Messenger RNA (mRNA, yellow dots) in the two breast cancer cells depicted here holds the instructions to make NET1 protein. New research has demonstrated that the location in a cell where this mRNA is turned into protein and the speed at which that process occurs affects what job the protein will have. By altering the location and speed of protein production, researchers may be able to control the protein’s function and believe this could be harnessed for therapeutic purposes. Credit: Alexander N. Gasparski, CCR, NCI, NIH; SPGM, FNL, NCI, NIH
It has been generally assumed that where in the cell proteins are made does not matter much for their function, especially because proteins can move quite freely from one place to another. But new research by Senior Investigator Stavroula Mili, Ph.D., and her colleagues now shows that the location and even the speed of how a protein is made in a cell influences what the protein ends up doing.
“If we understand more about the mechanisms that cells use to determine protein function, we could maybe manipulate these mechanisms and channel proteins to specific functions for therapeutic purposes,” Mili says.
The instructions on how to construct proteins in the cell are encoded in messenger RNA (mRNA), which is distributed throughout a cell. Mili and her team were studying the mRNA that encodes a protein called NET1, which is associated with the spread of cancer cells, when they noticed that it can be found either at the center of the cell near the nucleus, or further away, in the cell periphery near the cell membrane. They were curious to understand if the location of the mRNA influenced the resulting protein's function.

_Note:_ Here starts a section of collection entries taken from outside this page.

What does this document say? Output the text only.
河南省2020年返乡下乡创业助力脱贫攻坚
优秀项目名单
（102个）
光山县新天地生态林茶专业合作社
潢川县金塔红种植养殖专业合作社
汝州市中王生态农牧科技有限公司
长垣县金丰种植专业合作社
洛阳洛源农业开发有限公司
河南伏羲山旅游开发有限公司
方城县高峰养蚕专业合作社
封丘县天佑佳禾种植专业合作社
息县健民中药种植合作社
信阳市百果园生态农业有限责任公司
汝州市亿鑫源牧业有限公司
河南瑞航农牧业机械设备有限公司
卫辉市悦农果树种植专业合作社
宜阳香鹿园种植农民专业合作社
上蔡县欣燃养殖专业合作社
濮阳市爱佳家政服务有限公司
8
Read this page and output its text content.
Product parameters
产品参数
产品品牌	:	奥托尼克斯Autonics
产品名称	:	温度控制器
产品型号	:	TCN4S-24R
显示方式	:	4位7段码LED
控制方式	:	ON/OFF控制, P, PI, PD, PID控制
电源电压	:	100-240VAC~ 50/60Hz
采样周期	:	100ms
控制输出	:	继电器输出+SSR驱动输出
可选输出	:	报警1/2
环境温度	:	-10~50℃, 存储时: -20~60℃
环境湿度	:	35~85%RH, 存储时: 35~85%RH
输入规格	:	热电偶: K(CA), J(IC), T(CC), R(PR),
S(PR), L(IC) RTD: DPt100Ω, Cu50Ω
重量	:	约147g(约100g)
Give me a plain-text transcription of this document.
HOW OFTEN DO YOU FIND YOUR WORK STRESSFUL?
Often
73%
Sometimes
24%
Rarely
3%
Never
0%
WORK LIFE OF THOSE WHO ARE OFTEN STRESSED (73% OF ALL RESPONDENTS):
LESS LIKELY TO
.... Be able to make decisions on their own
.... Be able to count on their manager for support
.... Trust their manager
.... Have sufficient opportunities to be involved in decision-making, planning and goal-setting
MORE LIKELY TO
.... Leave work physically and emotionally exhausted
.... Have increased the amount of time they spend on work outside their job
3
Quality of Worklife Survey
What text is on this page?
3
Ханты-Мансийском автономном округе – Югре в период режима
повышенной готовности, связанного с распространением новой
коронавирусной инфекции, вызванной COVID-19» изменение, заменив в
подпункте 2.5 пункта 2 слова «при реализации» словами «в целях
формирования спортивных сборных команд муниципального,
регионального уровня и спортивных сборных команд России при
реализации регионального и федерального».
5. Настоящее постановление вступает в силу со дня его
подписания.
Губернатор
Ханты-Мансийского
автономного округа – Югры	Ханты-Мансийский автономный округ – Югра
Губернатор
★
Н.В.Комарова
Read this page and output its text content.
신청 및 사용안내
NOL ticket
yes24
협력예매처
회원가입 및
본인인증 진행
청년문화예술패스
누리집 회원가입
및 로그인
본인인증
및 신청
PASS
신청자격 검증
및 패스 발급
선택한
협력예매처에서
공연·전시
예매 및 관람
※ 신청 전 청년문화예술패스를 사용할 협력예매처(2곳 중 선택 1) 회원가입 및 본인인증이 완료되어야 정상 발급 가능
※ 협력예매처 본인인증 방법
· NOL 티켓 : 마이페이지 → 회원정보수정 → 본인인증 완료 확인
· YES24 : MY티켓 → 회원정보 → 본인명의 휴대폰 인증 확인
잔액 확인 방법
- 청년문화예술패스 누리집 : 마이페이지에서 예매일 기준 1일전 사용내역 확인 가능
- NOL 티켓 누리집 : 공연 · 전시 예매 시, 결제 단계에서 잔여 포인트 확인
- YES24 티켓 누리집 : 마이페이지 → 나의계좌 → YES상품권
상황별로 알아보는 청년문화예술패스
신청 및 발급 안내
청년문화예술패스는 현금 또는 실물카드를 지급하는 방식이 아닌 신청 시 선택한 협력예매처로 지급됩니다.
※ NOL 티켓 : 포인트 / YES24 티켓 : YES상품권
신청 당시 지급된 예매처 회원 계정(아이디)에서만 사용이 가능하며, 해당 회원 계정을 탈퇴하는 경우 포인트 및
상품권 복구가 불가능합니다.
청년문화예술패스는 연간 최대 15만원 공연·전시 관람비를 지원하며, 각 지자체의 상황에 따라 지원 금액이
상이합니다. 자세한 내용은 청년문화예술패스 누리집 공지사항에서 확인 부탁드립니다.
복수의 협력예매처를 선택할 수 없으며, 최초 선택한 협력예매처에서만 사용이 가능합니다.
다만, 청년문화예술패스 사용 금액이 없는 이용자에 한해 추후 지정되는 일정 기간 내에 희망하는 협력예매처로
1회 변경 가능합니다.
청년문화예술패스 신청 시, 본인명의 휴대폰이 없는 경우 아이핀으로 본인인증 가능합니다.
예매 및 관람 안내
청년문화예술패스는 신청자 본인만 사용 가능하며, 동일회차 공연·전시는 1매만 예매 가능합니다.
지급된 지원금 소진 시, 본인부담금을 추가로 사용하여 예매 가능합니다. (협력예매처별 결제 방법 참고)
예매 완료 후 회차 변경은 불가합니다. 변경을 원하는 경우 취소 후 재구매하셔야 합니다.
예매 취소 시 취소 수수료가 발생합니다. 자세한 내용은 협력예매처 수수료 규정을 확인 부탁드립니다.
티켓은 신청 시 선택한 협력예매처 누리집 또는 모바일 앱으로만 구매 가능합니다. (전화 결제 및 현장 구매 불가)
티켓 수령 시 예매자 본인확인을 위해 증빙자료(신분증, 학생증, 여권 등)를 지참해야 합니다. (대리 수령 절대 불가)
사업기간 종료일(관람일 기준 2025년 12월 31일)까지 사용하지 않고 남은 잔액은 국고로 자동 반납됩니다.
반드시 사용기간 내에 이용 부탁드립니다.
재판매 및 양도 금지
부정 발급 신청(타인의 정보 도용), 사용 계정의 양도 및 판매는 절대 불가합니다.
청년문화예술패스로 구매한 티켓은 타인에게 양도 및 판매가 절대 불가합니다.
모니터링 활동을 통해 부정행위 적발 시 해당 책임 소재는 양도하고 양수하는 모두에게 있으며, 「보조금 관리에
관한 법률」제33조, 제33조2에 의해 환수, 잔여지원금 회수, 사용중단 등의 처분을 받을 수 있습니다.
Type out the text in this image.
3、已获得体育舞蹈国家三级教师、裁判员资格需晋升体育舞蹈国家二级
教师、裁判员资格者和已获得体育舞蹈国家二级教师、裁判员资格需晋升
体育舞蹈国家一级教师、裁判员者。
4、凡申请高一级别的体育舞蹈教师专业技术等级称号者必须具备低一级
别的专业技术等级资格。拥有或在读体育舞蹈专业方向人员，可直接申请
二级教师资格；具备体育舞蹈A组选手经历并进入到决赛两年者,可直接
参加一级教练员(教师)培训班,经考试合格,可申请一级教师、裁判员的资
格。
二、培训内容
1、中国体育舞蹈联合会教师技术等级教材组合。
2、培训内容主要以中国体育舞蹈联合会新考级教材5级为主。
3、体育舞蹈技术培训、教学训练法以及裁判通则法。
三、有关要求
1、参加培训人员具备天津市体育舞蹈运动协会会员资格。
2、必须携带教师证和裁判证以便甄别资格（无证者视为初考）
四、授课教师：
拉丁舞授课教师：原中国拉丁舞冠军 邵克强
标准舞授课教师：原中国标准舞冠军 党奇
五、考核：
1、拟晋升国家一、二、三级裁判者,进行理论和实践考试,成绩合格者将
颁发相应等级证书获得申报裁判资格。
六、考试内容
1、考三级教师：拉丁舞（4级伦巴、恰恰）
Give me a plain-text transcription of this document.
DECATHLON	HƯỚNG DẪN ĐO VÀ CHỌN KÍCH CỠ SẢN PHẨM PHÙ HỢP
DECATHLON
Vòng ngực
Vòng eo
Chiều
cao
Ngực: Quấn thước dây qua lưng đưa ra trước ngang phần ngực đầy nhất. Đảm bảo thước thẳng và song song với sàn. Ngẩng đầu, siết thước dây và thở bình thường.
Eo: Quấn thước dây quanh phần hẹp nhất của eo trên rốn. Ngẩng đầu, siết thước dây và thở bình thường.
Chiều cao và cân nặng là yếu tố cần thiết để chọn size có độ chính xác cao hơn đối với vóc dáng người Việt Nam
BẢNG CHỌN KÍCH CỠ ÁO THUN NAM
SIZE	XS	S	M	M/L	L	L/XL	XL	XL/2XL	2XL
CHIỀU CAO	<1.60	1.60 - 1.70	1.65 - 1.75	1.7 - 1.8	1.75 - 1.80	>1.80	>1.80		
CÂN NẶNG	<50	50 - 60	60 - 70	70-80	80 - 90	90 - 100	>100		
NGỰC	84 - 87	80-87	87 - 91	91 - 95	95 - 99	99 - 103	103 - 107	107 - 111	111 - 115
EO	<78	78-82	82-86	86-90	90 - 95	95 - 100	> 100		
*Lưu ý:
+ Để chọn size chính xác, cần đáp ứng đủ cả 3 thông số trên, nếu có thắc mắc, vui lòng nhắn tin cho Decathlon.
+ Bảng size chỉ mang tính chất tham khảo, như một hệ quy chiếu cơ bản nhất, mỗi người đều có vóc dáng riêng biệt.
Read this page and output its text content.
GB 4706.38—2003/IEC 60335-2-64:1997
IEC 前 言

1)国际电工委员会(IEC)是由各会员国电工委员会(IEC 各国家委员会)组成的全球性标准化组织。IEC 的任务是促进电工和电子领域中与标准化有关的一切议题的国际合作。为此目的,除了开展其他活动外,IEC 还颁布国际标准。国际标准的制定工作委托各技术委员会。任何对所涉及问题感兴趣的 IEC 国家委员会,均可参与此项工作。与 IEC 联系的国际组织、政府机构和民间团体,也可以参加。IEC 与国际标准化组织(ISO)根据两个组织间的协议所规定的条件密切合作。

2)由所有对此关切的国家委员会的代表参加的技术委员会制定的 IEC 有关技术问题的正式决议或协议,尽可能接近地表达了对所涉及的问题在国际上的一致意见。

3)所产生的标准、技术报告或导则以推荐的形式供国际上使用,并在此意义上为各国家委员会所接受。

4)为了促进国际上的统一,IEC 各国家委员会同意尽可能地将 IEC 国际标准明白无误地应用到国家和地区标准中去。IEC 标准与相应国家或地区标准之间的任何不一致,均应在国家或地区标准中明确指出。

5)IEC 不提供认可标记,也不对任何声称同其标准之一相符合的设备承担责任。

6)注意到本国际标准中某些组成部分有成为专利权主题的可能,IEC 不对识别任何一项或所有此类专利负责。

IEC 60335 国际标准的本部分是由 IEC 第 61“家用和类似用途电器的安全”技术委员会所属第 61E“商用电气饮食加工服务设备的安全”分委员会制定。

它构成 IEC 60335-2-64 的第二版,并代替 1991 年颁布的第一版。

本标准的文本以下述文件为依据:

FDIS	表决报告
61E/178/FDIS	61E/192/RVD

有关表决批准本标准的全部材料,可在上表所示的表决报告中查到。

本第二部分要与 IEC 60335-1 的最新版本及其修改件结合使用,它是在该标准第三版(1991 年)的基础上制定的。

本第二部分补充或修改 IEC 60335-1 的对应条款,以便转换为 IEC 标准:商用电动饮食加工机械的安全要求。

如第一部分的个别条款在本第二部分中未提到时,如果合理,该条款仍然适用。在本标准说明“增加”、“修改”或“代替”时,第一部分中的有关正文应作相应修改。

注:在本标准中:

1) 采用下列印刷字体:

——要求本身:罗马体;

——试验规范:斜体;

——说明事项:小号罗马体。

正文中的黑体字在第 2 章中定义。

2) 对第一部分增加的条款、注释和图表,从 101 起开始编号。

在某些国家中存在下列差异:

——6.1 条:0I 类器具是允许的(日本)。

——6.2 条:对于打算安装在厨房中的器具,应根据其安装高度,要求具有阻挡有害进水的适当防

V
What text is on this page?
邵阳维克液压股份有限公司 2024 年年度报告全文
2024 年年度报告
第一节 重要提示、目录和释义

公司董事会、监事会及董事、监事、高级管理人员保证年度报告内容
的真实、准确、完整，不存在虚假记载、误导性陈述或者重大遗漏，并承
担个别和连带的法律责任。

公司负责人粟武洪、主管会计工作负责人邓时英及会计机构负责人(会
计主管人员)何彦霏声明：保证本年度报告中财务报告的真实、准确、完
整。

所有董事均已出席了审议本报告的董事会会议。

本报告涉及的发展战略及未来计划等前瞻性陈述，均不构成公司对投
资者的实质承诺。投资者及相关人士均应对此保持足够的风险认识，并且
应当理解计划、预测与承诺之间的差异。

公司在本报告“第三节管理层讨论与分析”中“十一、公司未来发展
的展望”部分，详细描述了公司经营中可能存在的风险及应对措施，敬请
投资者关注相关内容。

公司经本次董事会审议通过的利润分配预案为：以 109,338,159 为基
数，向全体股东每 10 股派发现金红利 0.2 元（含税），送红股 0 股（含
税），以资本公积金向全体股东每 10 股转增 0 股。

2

Indeed, the researchers found the NET1 mRNA near the cell nucleus produced NET1 protein that interacted more with a protein known to help bring other proteins into the nucleus, called importin beta1. NET1 synthesized in this location was thus transported and sequestered into the nucleus, where it is thought to control cellular responses to DNA damage.
On the other hand, when NET1 mRNA was located further away from the nucleus, it gave rise to NET1 protein that interacted more with a different protein partner called CASK, which prevented its interaction with importin beta1 and transport into the nucleus. In this latter case, NET1’s function could augment the cancer cells’ ability to move, which is a property important for cancer metastasis.
But it is not only the location of where a protein is made that matters — the speed of protein production also seems to have consequences. Mili and colleagues manipulated the rate at which NET1 mRNA is translated into NET1 protein. Strikingly, slow synthesis — regardless of mRNA location — resulted in NET1 protein that interacted with importin beta1 and was carried into the cell nucleus, while relatively faster synthesis resulted in the opposite effect, decreasing importin beta1 binding and nuclear targeting.
Together, these experiments, described in a study in Molecular Cell, suggest that both the location and rate of protein synthesis can affect which proteins interact with each other, which in turn influences a protein’s function.
Moving forward, Mili plans to explore this phenomenon in greater detail. “We are trying to understand how widely applicable these mechanisms are — do they play a role in regulating other protein functions? We’re also studying these mechanisms to see if we can use them to affect the ability of cancer cells to metastasize,” she says.